L’histoire de Sam, vue par un « homme » qui se pose des questions et n’en a pas honte; oui je crois que l’essentiel est de se trouver soi-même et que cela peut prendre 20 ans ou 50 et que le sexe n’en est qu’un aspect; dès le début, cette révélation m’avait énormément touchée surtout à travers ses parents Zabeth et Philippe, admirables par leur ouverture, compréhension, soutien indéfectible… enfin des parents aimants comme on aimerait tous être; ensuite c’est la transformation de Sam, son éclosion de papillon sortant de la larve où il était enfermé, sa renaissance… avoir le courage d’être soi-même, c’est énorme et merveilleux; merci pour ton témoignage, merci à Sam et ses parents; osons affronter, non, rencontrer la « différence ».
Oui Bob la vie de Sam, dès lors qu’il a choisi de vivre pleinement son identité a représenté un véritable tournant.
Je ne saurai dire à quel point cette renaissance en a été une pour moi aussi: je me suis débarrassée de mes préjugés sociaux, j’ai regardé les êtres humains autrement, avec plus d’humilité, de bienveillance, d’amour.
Je crois qu’on se rapproche du sens de la vie à côtoyer une personne comme Sam. Les difficultés du temps de la transition sont uniquement dues aux regards embués de préjugés, (les mêmes sur le mariage homo en France) tout le reste est une métamorphose intime, totalement libre que j’entretiens avec bonheur.
Merci pour ton commentaire Elizabeth. Bien sûr, ta façon d’aider Sam est allée au-delà de la paperasse et d’un soutien administratif (ce qui est déjà énorme vu les complications auxquelles vous avez dû faire face). Comme je l’écris plus haut, j’ai été marqué par ton soutien et celui de Philippe (plus discret mais tout aussi présent) pour Sam. Ensemble vous avez transformé en positif ce qui aurait pu être un drame pour bien d’autres. Vous avez vécu des choses très difficiles mais il semble que ce qui vous soude ait été plus fort que tout, n’est-ce pas? C’est ce que je me suis dit à ton anniversaire, quand j’ai vu Sam se lever et prendre la parole devant tous tes amis pour te dire merci…
Le numéro de la carte d’identité française commence par un numéro de genre…

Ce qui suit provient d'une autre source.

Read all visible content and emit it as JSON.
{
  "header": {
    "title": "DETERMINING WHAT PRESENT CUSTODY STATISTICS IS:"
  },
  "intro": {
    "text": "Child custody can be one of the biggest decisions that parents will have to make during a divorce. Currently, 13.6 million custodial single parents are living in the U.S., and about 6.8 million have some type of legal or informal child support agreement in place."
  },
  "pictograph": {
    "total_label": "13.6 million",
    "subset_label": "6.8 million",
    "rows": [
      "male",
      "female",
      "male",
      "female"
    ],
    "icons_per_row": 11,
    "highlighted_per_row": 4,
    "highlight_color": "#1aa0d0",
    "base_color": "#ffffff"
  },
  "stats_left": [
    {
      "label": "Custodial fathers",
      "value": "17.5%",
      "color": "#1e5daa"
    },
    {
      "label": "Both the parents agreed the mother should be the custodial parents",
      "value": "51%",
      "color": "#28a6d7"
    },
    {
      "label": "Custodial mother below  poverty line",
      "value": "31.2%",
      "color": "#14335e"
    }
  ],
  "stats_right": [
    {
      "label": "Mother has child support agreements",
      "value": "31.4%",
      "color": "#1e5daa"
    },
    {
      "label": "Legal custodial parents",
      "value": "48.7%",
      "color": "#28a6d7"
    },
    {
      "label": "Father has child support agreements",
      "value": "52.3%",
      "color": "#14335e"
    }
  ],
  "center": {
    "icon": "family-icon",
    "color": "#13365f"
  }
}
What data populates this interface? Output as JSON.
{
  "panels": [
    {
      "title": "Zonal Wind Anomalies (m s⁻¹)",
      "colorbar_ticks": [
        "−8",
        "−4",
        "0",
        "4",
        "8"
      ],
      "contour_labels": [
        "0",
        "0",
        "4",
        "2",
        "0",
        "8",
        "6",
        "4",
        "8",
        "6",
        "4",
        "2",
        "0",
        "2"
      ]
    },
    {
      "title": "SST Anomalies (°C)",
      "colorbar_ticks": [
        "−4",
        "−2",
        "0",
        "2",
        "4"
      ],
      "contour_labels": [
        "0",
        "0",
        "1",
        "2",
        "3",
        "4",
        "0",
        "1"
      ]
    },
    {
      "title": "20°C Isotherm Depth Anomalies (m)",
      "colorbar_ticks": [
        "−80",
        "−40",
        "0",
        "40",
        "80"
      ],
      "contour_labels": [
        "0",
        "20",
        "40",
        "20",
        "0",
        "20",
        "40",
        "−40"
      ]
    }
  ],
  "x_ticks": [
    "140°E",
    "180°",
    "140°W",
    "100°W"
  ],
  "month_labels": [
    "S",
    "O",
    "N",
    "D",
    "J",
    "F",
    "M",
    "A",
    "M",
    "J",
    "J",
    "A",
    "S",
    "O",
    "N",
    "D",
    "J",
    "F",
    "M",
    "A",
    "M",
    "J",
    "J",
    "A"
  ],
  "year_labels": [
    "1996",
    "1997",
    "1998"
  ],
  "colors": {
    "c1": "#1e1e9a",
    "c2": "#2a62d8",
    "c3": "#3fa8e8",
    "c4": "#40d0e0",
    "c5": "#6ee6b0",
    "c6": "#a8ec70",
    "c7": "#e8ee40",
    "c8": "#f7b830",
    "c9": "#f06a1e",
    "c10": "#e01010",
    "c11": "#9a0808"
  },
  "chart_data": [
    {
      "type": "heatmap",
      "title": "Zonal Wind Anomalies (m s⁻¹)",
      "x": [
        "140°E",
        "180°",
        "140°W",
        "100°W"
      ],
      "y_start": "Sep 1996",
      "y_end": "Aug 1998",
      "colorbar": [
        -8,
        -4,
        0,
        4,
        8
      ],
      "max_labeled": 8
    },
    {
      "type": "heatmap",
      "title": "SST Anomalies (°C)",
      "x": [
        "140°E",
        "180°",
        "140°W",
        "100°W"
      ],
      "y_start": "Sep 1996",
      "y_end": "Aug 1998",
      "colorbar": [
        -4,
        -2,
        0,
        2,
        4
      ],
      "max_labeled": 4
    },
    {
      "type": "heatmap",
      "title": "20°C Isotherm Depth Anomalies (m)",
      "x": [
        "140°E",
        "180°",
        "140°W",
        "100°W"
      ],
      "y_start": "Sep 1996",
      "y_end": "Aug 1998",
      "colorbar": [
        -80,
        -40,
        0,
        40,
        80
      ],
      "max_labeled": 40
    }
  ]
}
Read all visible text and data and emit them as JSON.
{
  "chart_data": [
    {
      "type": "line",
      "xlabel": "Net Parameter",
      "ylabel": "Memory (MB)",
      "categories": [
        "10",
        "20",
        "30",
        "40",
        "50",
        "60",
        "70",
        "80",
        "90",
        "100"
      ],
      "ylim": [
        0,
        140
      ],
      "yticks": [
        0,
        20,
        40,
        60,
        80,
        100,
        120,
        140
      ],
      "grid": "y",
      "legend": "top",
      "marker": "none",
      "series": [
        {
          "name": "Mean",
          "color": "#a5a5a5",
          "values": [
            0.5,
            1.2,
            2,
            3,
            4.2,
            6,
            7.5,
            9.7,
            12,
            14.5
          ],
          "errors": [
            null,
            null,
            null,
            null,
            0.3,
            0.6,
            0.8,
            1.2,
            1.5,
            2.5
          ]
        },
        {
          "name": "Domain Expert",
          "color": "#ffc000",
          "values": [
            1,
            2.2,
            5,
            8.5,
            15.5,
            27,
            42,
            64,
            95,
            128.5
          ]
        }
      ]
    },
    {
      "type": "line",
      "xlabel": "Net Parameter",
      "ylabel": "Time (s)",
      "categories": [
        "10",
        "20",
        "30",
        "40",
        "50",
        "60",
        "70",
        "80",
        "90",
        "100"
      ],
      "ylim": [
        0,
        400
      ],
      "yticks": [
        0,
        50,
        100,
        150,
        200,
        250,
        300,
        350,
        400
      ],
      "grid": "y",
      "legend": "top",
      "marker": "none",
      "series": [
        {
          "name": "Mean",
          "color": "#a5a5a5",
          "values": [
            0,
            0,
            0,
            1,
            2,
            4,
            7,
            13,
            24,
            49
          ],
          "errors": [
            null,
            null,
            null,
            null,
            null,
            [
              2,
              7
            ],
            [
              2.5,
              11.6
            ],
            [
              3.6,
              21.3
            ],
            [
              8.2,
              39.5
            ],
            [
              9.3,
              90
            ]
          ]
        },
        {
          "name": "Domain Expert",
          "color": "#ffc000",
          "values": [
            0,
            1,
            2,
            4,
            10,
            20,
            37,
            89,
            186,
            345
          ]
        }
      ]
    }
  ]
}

Lors de la transition de Sam ma façon d’agir pour lui a été de lui proposer de m’occuper de la paperasse administrative. Proposition acceptée, j’ai procédé dans le tout électronique à ses inscriptions en fac etc. Après le jugement du Tribunal de Grande Instance l’inscription à la Sorbonne sous la nouvelle identité devait donner lieu à un nouveau numéro de sécu, provisoire puis définitif. Le numéro provisoire commençant par 2 (genre féminin) j’ai commencé à m’inquiéter. Puis la confirmation… Il m’a fallu 1 an, percer à coups de téléphone à La Mutuelle Des Etudiants la mécanique bien huilée de l’administration française pour atteindre le but: un n° de sécu commençant par 1. Merci aux personnes qui m’ont aidée.